Ký hiệu phân loại: 536 Heat

Thông tin xuất bản: Switzerland : Current environmental health reports , 2025

Mô tả vật lý:

Bộ sưu tập: NCBI

ID: 676614

 PURPOSE OF REVIEW: Heat vulnerability mapping (or heat risk mapping) is commonly used as a cost-effective tool to assess neighborhood health burdens for policy development and implementations. Some local governments have adopted this strategy to develop community action plans to cope with an increasing threat from heat exposure. However, various data/methods for mapping have yielded inconsistent results. For a compact city with high population density, issues from generic mapping techniques would become more apparent due to its complexity of social/environmental structures. RECENT FINDINGS: We explored the similarities/differences in existing heat vulnerability mapping approaches. Previous models (1) failed to characterize extreme heat variations (e.g. days with different temperature extremes, difference between single hot days and prolonged heat events)
  (2) generally lacked a validation of associations between mapping results and various health outcomes (e.g. only relying on mortality data for validation but no validation of morbidities or clinical visits)
  (3) had a low ability to incorporate spatiotemporal variability of demographic patterns (e.g. difference in daytime/nighttime population patterns due to daily mobility)
  (4) were unable to adopt perceived heat exposure (e.g.
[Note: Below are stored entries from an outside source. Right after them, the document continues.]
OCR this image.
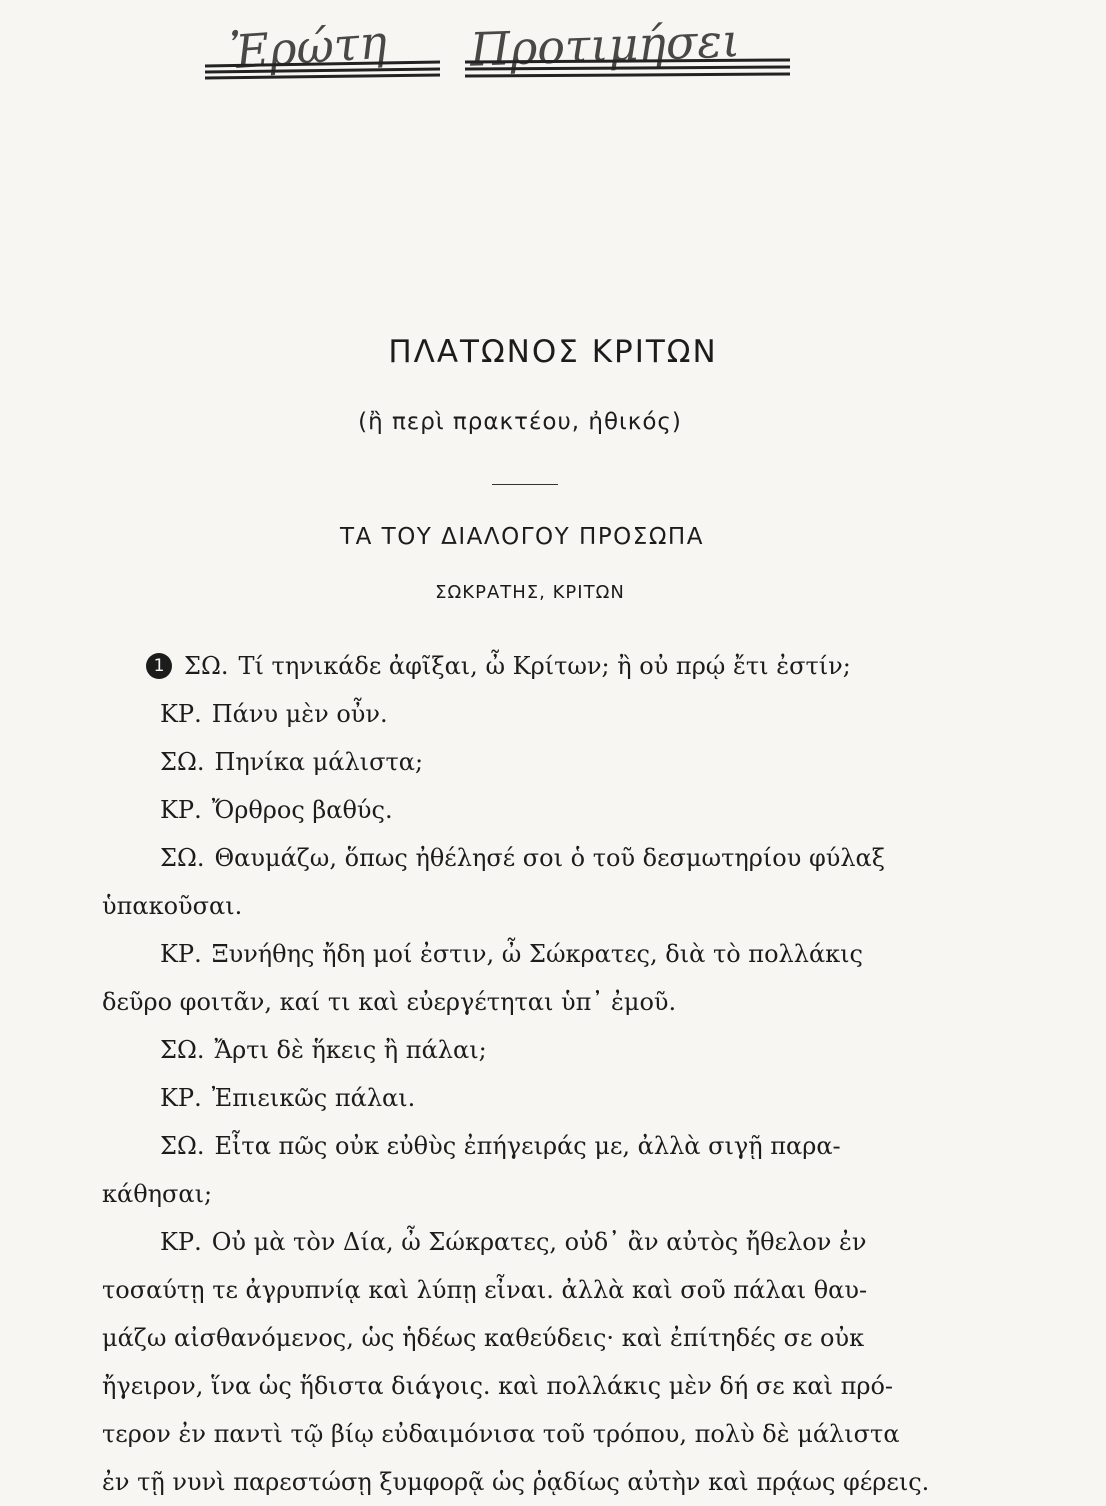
Ἐρώτη Προτιμήσει
ΠΛΑΤΩΝΟΣ ΚΡΙΤΩΝ
(ἢ περὶ πρακτέου, ἠθικός)
ΤΑ ΤΟΥ ΔΙΑΛΟΓΟΥ ΠΡΟΣΩΠΑ
ΣΩΚΡΑΤΗΣ, ΚΡΙΤΩΝ
1 ΣΩ. Τί τηνικάδε ἀφῖξαι, ὦ Κρίτων; ἢ οὐ πρῴ ἔτι ἐστίν;
ΚΡ. Πάνυ μὲν οὖν.
ΣΩ. Πηνίκα μάλιστα;
ΚΡ. Ὄρθρος βαθύς.
ΣΩ. Θαυμάζω, ὅπως ἠθέλησέ σοι ὁ τοῦ δεσμωτηρίου φύλαξ
ὑπακοῦσαι.
ΚΡ. Ξυνήθης ἤδη μοί ἐστιν, ὦ Σώκρατες, διὰ τὸ πολλάκις
δεῦρο φοιτᾶν, καί τι καὶ εὐεργέτηται ὑπ᾽ ἐμοῦ.
ΣΩ. Ἄρτι δὲ ἥκεις ἢ πάλαι;
ΚΡ. Ἐπιεικῶς πάλαι.
ΣΩ. Εἶτα πῶς οὐκ εὐθὺς ἐπήγειράς με, ἀλλὰ σιγῇ παρα-
κάθησαι;
ΚΡ. Οὐ μὰ τὸν Δία, ὦ Σώκρατες, οὐδ᾽ ἂν αὐτὸς ἤθελον ἐν
τοσαύτῃ τε ἀγρυπνίᾳ καὶ λύπῃ εἶναι. ἀλλὰ καὶ σοῦ πάλαι θαυ-
μάζω αἰσθανόμενος, ὡς ἡδέως καθεύδεις· καὶ ἐπίτηδές σε οὐκ
ἤγειρον, ἵνα ὡς ἥδιστα διάγοις. καὶ πολλάκις μὲν δή σε καὶ πρό-
τερον ἐν παντὶ τῷ βίῳ εὐδαιμόνισα τοῦ τρόπου, πολὺ δὲ μάλιστα
ἐν τῇ νυνὶ παρεστώσῃ ξυμφορᾷ ὡς ῥᾳδίως αὐτὴν καὶ πρᾴως φέρεις.
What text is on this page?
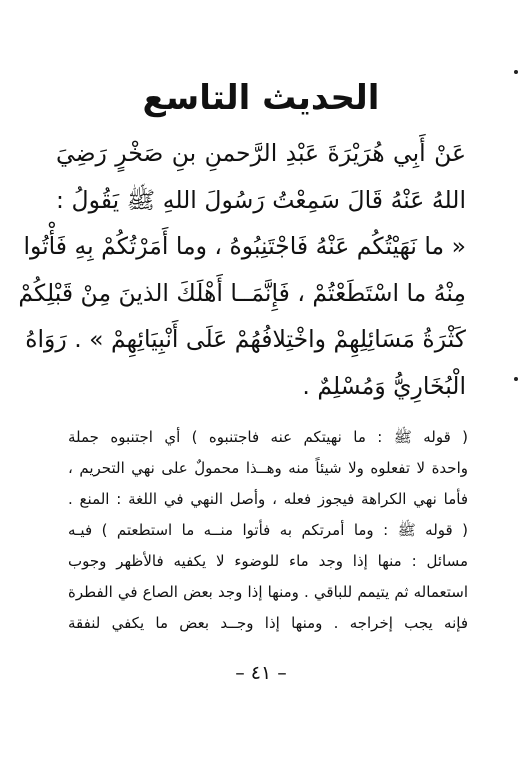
الحديث التاسع

عَنْ أَبِي هُرَيْرَةَ عَبْدِ الرَّحمنِ بنِ صَخْرٍ رَضِيَ
اللهُ عَنْهُ قَالَ سَمِعْتُ رَسُولَ اللهِ ﷺ يَقُولُ :
« ما نَهَيْتُكُم عَنْهُ فَاجْتَنِبُوهُ ، وما أَمَرْتُكُمْ بِهِ فَأْتُوا
مِنْهُ ما اسْتَطَعْتُمْ ، فَإِنَّمَــا أَهْلَكَ الذينَ مِنْ قَبْلِكُمْ
كَثْرَةُ مَسَائِلِهِمْ واخْتِلافُهُمْ عَلَى أَنْبِيَائِهِمْ » . رَوَاهُ
الْبُخَارِيُّ وَمُسْلِمٌ .

( قوله ﷺ : ما نهيتكم عنه فاجتنبوه ) أي اجتنبوه جملة
واحدة لا تفعلوه ولا شيئاً منه وهــذا محمولٌ على نهي التحريم ،
فأما نهي الكراهة فيجوز فعله ، وأصل النهي في اللغة : المنع .
( قوله ﷺ : وما أمرتكم به فأتوا منــه ما استطعتم ) فيـه
مسائل : منها إذا وجد ماء للوضوء لا يكفيه فالأظهر وجوب
استعماله ثم يتيمم للباقي . ومنها إذا وجد بعض الصاع في الفطرة
فإنه يجب إخراجه . ومنها إذا وجــد بعض ما يكفي لنفقة

– ٤١ –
Universal Thermal Climate Index)
  and (5) did not measure heat vulnerability at street-/building-levels even though 3-dimensional urban forms exist across major cities. Additionally, most applications (including those from local governments) were developed from a top-down perspective without a participatory design. A location-specific, evidence-based framework based on various exposure patterns and health outcomes with bottom-up strategies for implementations is needed for minimizing bias from "one-size-fits-all" strategies for action plans across high-density cities.